In today’s IT landscape, many methodologies end with Ops: DevOps, ChatOps, MLOps, and more. All of them share roots in the DevOps philosophy.
One of the most impactful of these approaches is GitOps — a method of managing infrastructure and application deployments by using Git repositories as the central control system.
GitOps enables teams to define infrastructure and app configurations declaratively, then automatically deploy and reconcile them. The core principle is simple: Git is the single source of truth for infrastructure and application state.
Core Idea of GitOps
At its core, GitOps works by storing desired infrastructure configurations in Git. A GitOps operator (like ArgoCD or Flux) continuously monitors these repositories and ensures the running system matches the desired state.
- If manual changes are made, the operator detects drift and restores the system back to the declared state.
- Example: If Git specifies Kubernetes autoscaling between 3–9 pods, and someone changes it manually to 4–12, the operator reverts it back to 3–9.
Key objectives of GitOps include:
- Git as the single source of truth
- Developer-centric workflows
- Full traceability of infrastructure changes
- Standardization and consistency
- Stronger security practices
GitOps in Action
Git as the Source of Truth
All infrastructure definitions — from Kubernetes manifests to Helm charts — are versioned in Git. This repository (often called an infrastructure repo) becomes the single reference for deployments.
Developer-Oriented Workflows
Infrastructure changes follow the same process as application code: pull requests, reviews, and merges.
For example:
- A DevOps engineer edits
app1-values.yaml
. - A pull request is created, reviewed, and tested (lint, compliance, security checks).
- Once merged, ArgoCD automatically applies the changes to Kubernetes.
Traceability and Auditability
Every change is logged in Git commits and PR discussions. This provides a clear audit trail of who changed what and why.
Consistency Across Environments
Declarative configs ensure environments remain consistent. For example, Helm charts can be reused with different values.yaml
for staging, testing, and production.
Enhanced Security
GitOps benefits from Git’s built-in access controls and code reviews. Automated scanners (e.g., Trivy) can check manifests for vulnerabilities before deployment.
GitOps Workflow Diagram
Diagram: Git is the source of truth → operator (ArgoCD/Flux) applies changes → Kubernetes cluster stays in sync.
Common Myths About GitOps
-
“It’s just Infrastructure as Code (IaC).”

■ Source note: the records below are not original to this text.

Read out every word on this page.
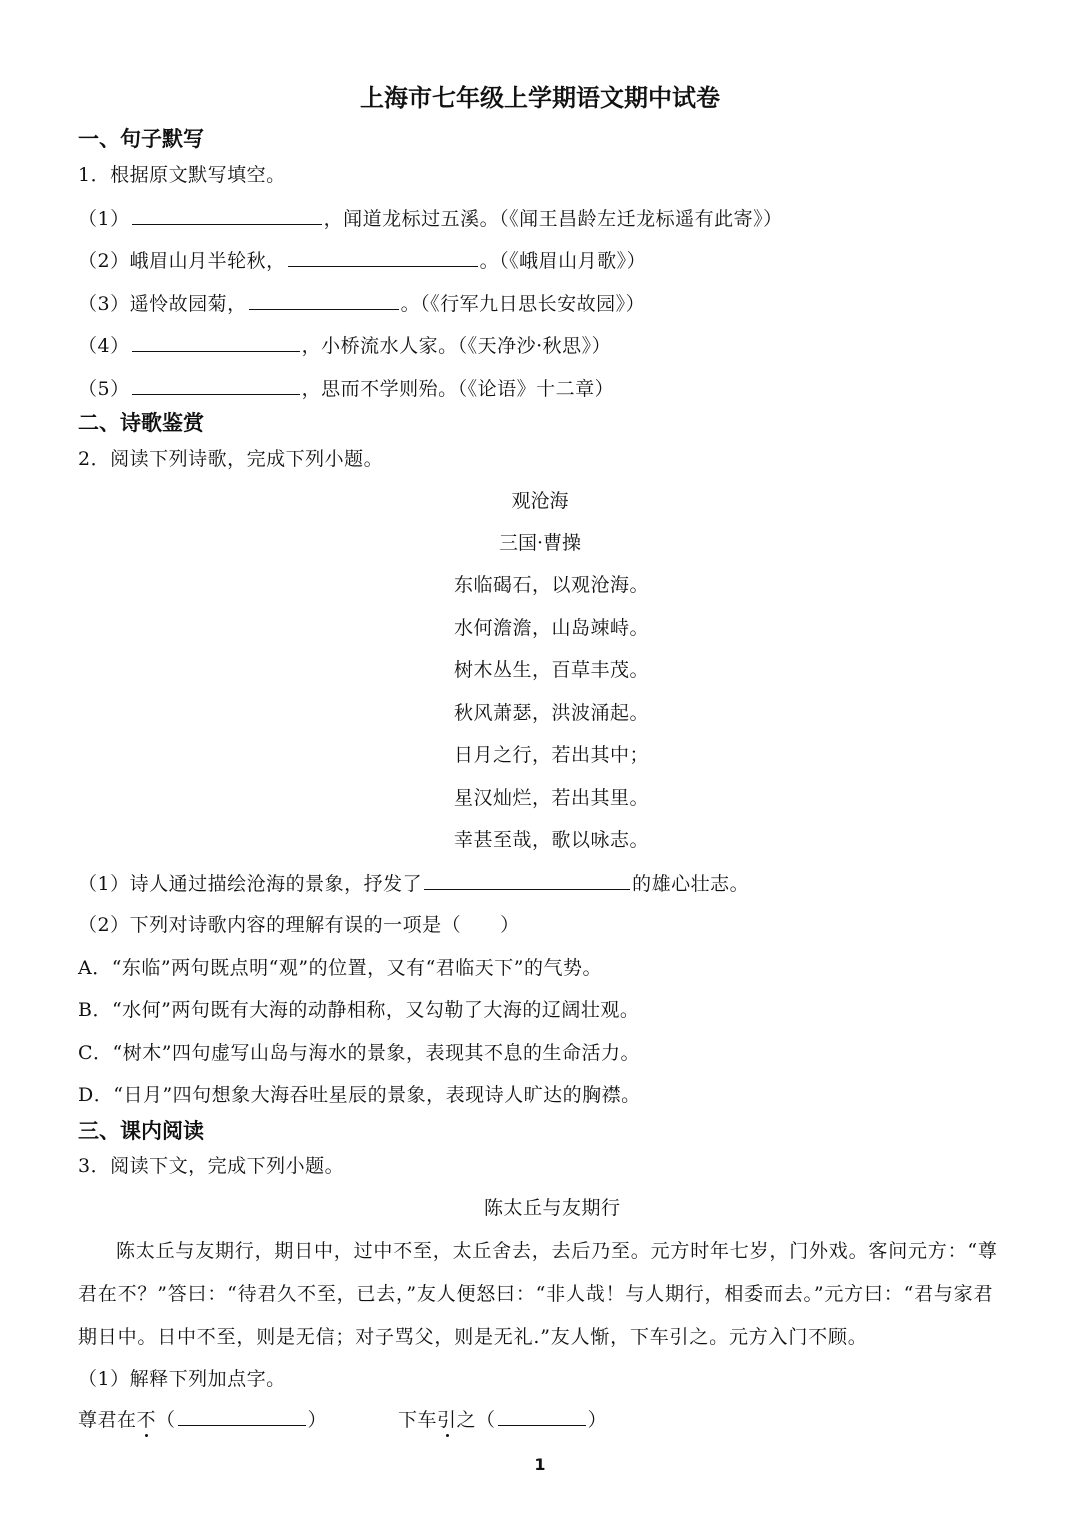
上海市七年级上学期语文期中试卷
一、句子默写
1．根据原文默写填空。
（1）	，闻道龙标过五溪。（《闻王昌龄左迁龙标遥有此寄》）
（2）峨眉山月半轮秋，	。（《峨眉山月歌》）
（3）遥怜故园菊，	。（《行军九日思长安故园》）
（4）	，小桥流水人家。（《天净沙·秋思》）
（5）	，思而不学则殆。（《论语》十二章）
二、诗歌鉴赏
2．阅读下列诗歌，完成下列小题。
观沧海
三国·曹操
东临碣石，以观沧海。
水何澹澹，山岛竦峙。
树木丛生，百草丰茂。
秋风萧瑟，洪波涌起。
日月之行，若出其中；
星汉灿烂，若出其里。
幸甚至哉，歌以咏志。
（1）诗人通过描绘沧海的景象，抒发了	的雄心壮志。
（2）下列对诗歌内容的理解有误的一项是（　　）
A．“东临”两句既点明“观”的位置，又有“君临天下”的气势。
B．“水何”两句既有大海的动静相称，又勾勒了大海的辽阔壮观。
C．“树木”四句虚写山岛与海水的景象，表现其不息的生命活力。
D．“日月”四句想象大海吞吐星辰的景象，表现诗人旷达的胸襟。
三、课内阅读
3．阅读下文，完成下列小题。
陈太丘与友期行
陈太丘与友期行，期日中，过中不至，太丘舍去，去后乃至。元方时年七岁，门外戏。客问元方：“尊君在不？”答曰：“待君久不至，已去，”友人便怒曰：“非人哉！与人期行，相委而去。”元方曰：“君与家君期日中。日中不至，则是无信；对子骂父，则是无礼.”友人惭，下车引之。元方入门不顾。
（1）解释下列加点字。
尊君在不（	）	下车引之（	）
1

Not quite — GitOps extends IaC into a full operating model with processes and reconciliation. -
“It only works with Kubernetes.”
While Kubernetes popularized GitOps, its principles apply to databases, VMs, and networks too. -
“You need full automation to start.”
Not true. You can begin with partial automation and expand gradually. -
“It replaces CI/CD.”
GitOps complements CI/CD. CI/CD builds and tests; GitOps handles deployment and state management. -
“Git is too complex for ops teams.”
Modern Git tools simplify workflows. Most operators only need to know basics like commits and pull requests.
Conclusion
GitOps is more than a buzzword — it’s a powerful model for managing modern infrastructure. By using Git as the single source of truth, teams gain consistency, reliability, transparency, and security in their operations.
Whether you start small or aim for enterprise-wide adoption, GitOps offers a framework that scales with your DevOps practices. It unifies teams, enforces accountability, and helps you ship software faster and safer.